The court dismissed DOJ’s cheeky claim that the House would not really suffer harm from loss of McGahn’s testimony. “DOJ’s argument that the Judiciary Committee will not be meaningfully harmed by a stay of this Court’s Order pending appeal seems disingenuous, and therefore, is unpersuasive,” Jackson wrote. She continued, “Thus, DOJ’s argument here that any further delay will not be harmful to the Judiciary Committee because, in essence, DOJ has already harmed the Committee’s interests by successfully delaying its access to other materials strikes this Court as an unacceptable mischaracterization of the injury at issue. And, indeed, DOJ cites no authority for its suggestion that, if a stay movant has already successfully forestalled an opponent’s vindication of its rights, any additional delay that a stay in the instant matter would cause should not count as harm.”

Jackson concluded, “This Court has no doubt that further delay of the Judiciary Committee’s enforcement of its valid subpoena causes grave harm to both the Committee’s investigation and the interests of the public more broadly.”

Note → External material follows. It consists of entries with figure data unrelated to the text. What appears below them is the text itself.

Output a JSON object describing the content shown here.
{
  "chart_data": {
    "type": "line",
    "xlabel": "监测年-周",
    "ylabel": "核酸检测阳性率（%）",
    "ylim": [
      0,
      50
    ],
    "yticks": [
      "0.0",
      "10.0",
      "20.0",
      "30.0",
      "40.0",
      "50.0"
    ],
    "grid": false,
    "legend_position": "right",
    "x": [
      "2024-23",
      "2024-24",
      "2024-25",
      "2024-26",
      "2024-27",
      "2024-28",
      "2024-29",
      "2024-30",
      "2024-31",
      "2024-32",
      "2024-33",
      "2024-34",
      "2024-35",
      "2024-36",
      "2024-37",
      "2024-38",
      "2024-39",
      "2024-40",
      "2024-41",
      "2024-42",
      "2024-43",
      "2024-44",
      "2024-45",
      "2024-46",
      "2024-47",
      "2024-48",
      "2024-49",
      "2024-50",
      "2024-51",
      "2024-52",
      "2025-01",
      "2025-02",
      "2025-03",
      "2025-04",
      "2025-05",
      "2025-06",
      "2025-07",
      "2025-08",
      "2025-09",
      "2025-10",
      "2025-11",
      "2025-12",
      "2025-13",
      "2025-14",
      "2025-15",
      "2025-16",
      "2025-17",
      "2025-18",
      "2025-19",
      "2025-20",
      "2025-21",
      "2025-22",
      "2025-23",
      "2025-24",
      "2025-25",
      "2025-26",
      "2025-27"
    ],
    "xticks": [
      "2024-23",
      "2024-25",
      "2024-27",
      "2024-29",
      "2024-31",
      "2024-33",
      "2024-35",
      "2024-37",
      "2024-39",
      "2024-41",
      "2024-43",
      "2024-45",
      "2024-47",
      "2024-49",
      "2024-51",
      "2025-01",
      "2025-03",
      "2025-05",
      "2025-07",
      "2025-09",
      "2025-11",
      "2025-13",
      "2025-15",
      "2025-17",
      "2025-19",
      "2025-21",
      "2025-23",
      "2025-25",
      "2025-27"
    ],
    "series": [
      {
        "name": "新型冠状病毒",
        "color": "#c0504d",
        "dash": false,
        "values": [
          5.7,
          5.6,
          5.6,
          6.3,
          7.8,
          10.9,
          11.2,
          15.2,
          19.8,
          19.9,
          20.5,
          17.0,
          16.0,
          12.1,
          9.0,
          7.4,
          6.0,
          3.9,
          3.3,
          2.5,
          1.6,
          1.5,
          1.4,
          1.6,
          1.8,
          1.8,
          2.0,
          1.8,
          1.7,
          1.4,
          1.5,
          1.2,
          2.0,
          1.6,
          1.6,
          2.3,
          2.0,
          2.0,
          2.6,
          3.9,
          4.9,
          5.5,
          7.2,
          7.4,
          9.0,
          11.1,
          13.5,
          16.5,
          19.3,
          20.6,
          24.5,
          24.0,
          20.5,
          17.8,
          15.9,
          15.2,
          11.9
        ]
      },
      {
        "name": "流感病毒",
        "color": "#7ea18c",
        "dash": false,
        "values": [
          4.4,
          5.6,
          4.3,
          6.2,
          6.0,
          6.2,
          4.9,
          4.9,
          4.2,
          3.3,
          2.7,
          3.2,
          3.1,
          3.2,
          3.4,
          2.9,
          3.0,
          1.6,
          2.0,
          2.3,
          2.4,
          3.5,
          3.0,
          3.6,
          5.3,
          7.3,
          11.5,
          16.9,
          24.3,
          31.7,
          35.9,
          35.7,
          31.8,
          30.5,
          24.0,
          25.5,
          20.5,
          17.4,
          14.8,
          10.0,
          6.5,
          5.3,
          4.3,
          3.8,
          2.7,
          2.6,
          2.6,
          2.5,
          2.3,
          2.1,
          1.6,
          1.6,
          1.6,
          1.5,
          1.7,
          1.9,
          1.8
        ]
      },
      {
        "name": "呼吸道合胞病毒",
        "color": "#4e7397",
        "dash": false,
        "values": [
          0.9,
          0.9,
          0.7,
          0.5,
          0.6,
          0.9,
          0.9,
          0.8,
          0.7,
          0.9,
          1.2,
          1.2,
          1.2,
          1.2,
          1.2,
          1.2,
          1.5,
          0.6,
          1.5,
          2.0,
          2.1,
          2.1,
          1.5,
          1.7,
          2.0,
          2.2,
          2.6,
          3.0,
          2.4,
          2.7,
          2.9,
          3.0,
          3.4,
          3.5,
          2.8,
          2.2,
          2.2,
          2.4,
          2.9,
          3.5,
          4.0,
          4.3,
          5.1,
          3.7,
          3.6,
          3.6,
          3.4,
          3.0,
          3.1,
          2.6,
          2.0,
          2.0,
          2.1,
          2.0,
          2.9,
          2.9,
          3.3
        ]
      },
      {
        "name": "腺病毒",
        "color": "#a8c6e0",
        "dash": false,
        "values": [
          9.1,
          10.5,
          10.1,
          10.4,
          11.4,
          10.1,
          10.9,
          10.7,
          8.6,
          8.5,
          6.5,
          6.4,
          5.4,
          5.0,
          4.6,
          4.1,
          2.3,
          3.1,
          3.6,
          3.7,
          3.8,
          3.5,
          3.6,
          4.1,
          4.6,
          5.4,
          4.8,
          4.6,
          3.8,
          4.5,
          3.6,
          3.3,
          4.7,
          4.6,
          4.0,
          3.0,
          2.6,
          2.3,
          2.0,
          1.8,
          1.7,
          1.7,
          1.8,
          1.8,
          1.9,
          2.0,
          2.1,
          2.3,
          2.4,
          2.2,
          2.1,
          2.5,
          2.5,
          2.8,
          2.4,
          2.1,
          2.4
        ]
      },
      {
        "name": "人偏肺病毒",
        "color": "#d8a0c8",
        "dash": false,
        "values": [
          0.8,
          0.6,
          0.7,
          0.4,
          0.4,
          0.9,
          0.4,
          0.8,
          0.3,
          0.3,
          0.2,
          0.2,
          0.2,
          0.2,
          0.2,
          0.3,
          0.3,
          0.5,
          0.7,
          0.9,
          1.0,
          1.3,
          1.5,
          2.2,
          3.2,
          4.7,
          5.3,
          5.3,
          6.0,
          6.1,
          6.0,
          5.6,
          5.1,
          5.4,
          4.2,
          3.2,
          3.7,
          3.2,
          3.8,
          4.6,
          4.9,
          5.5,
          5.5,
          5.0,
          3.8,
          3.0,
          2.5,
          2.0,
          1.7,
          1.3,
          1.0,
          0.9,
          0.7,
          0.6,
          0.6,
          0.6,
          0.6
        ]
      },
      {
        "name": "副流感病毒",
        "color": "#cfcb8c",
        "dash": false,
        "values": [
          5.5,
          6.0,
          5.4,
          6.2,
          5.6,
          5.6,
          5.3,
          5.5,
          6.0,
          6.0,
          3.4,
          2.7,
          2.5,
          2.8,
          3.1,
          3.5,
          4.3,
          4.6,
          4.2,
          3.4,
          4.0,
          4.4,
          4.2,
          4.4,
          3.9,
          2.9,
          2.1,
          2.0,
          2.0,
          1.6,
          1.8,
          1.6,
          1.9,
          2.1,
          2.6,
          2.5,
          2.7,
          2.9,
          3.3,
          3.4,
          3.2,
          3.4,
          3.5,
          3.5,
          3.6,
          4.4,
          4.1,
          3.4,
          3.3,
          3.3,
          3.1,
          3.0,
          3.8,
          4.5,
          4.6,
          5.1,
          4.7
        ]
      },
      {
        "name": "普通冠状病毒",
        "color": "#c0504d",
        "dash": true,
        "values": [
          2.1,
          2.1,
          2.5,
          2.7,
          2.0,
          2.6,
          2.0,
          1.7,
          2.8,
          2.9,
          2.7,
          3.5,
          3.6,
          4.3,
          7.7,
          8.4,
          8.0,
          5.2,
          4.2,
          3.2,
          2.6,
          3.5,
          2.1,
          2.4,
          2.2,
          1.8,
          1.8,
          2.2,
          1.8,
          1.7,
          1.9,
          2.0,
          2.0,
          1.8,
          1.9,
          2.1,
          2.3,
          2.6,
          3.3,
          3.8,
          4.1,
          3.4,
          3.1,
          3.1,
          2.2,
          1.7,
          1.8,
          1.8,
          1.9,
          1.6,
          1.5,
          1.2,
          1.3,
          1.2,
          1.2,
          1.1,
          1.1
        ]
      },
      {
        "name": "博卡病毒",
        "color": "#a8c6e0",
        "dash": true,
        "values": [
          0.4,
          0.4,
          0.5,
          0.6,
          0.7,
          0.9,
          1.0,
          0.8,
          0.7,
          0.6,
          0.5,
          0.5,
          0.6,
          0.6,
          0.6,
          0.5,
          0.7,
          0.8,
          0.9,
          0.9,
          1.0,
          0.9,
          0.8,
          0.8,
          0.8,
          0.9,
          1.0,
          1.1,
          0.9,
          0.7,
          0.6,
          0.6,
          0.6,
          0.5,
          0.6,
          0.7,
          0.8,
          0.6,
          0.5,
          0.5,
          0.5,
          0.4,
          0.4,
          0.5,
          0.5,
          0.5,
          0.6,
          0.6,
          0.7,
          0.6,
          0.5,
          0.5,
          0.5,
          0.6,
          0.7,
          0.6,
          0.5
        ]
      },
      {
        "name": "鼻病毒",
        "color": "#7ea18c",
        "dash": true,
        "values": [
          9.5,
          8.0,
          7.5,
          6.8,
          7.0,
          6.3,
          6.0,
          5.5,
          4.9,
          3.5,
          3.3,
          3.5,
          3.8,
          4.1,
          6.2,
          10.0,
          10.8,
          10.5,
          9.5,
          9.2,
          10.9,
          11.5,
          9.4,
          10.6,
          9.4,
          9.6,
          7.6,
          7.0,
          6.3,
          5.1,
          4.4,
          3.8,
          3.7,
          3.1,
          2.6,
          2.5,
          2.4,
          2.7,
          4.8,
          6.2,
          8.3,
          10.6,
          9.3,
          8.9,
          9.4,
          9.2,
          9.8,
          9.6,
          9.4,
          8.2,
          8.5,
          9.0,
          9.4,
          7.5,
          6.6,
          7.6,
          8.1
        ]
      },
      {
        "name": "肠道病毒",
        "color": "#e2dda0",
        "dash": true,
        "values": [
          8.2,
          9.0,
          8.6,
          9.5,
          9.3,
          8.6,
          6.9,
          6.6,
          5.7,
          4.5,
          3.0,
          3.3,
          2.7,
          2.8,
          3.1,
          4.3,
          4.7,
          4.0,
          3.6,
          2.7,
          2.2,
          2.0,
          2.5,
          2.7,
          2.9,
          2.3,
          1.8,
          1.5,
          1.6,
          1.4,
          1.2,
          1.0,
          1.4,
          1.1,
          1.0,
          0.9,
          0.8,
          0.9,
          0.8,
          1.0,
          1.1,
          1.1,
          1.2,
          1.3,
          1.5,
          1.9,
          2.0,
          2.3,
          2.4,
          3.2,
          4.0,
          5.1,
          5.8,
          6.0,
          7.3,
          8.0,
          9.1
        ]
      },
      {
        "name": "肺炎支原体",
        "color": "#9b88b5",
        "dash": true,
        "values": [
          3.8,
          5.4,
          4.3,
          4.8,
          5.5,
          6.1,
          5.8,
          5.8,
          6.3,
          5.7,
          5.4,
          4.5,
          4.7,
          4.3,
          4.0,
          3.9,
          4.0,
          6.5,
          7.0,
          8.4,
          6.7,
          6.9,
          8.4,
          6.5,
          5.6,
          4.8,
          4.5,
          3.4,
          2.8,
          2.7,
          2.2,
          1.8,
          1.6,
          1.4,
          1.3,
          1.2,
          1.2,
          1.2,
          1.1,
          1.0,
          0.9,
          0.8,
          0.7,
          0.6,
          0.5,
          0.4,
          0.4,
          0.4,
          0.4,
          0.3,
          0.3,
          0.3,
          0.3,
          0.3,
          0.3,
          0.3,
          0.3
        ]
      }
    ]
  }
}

The judge also knocked down the argument that the House didn’t really need McGahn’s testimony because it really only cares about the Ukraine scandal. “For one thing, it is the Judiciary Committee, and not DOJ, that gets to establish the scope of its own Article I investigation, and the Committee has repeatedly represented that it is, in fact, reviewing the Mueller Report as part of the House’s impeachment inquiry.” She added, “DOJ also does not, and cannot, deny that whatever additional information that the Committee (and the public) might glean from McGahn’s live testimony will be lost if the Judiciary Committee does not have an opportunity to question him prior to any House vote on impeachment.”

Her initial opinion on McGahn’s testimony was blistering, and her opinion on the stay evidences obvious frustration, if not contempt, for the frivolous arguments Trump’s DOJ insists on making. Her opinion is a telling reminder that when facts and the law — rather than bogus talking points for the Fox News audience — matter (as they do in a courtroom), Trump’s defenses crumble.

McGahn still may raise executive privilege when he appears in response to individual questions, but he’s got no excuse now absent a lightning-quick reprieve from the court of appeals. Other witnesses (e.g., John Bolton) holding out for a higher-court ruling on the subject should take note. They should not be able to hide behind a ludicrously weak absolute immunity defense, and their attorneys as officers of the court should shy away from making patently frivolous arguments.

McGahn’s appearance could well affect the scope of the articles of impeachment. Depending on what the court of appeals and/or Supreme Court decide, Jackson’s ruling might unleash a torrent of new evidence and witnesses, both in the Russia/Mueller report case and in the Ukraine matter.

If anyone was “irreparably harmed" here, it was the DOJ’s crumbling credibility on the watch of an attorney general convinced his job is to ignore replete evidence contradicting Trump’s conspiracy theories and make any argument, no matter how lacking in merit, in Trump’s defense.